Section 47 of The KP Police Act 2017 invested Public Liaison Councils (PLCs) with enormous powers to check the misuse of loudspeakers, monitor and verify the credentials of tenants and monitor the activities of released convicts but selection criteria of PLC members, their capacity, monitoring and evaluation needs a review.
(Use of Technology in CT) Violent extremists effectively utilised ideology and technology to their advantage. However, countries are yet to use technology to the optimum level in countering VE. Through technology, public awareness can be created about the techniques of extremists regarding recruitment, funding, propaganda and facilitation. The recent establishment of an outreach branch by the National Counter Terrorism Authority (Nacta) will strengthen CVE efforts with the help of the community.
Mental health and social wellbeing are also low priority areas.
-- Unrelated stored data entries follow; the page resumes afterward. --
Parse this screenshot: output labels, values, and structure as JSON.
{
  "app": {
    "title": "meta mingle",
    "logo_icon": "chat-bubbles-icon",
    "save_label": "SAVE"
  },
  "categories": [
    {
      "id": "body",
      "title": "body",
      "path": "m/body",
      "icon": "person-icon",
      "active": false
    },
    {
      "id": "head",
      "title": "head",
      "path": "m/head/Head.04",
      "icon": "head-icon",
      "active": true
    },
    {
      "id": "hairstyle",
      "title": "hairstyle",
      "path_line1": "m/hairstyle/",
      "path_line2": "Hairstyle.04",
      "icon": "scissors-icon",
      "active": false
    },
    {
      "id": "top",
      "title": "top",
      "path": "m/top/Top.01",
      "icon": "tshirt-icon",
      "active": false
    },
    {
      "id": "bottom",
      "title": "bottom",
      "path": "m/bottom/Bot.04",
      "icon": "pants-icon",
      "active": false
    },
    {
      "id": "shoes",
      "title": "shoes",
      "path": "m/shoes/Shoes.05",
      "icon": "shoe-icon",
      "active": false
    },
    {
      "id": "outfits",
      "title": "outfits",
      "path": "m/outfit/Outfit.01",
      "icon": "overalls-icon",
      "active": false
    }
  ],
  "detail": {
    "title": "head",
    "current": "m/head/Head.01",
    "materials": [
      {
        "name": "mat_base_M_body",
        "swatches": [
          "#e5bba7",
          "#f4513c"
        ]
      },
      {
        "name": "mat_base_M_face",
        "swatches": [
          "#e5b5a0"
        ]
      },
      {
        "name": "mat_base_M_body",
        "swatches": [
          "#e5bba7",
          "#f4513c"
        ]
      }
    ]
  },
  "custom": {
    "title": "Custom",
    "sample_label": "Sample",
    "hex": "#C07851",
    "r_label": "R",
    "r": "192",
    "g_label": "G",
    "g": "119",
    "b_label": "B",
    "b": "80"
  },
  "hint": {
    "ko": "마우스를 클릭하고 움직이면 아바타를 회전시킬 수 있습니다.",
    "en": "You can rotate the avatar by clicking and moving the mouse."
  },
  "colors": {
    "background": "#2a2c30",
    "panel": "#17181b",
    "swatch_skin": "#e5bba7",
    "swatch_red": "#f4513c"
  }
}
Though depression is a major driver in VE, it is usually ignored as a driver of behavioural change because mental health is considered a personal issue. The role of psychologists and psychiatrists is yet to be linked with the efforts of CVE.
A fair understanding of CVE dynamics requires credible research. That is not possible without collaboration between LEAs, including CTDs, and universities. The Higher Education Commission needs to encourage CVE research. Section 4 of the Nacta Act mandated Nacta to collaborate research in the fields of CVE and CT. The signing of a letter of intent between Nacta and HEC and an MOU between Nacta and the Higher Education Regulatory Authority KP are practical manifestations of the Nacta law.
In January 2021, the Indonesian president signed an exclusive National Action Plan on Countering Violent Extremism (NAPCVE) that leads to terrorism. NAPCVE is based on the ‘whole-of-government and whole-of-society approach’. Pakistan’s implementation of NAP is a combination of CT, CVE and institutional reforms. For a more effective response, Pakistan also needs an exclusive CVE NAP.
The National Counter Extremism Policy Guidelines (NCEPG) drafted by Nacta, is in the CVE domain. An outcome of 24 rounds of discussions with 305 stakeholders, the NCEPG cover 50 points primarily focusing on six areas including rule of law and service delivery, citizen engagement, media engagement, integrated education reforms, reformation, rehabilitation, reintegration, renunciation and promotion of culture. It is imperative upon all stakeholders including civil society, federal and provincial governments to convert these guidelines into reality.
Peaceful survival warrants winning the battle of ideas. Let’s plan, invest, and give it a try.
The writer is author of Pakistan: In Between Extremism and Peace.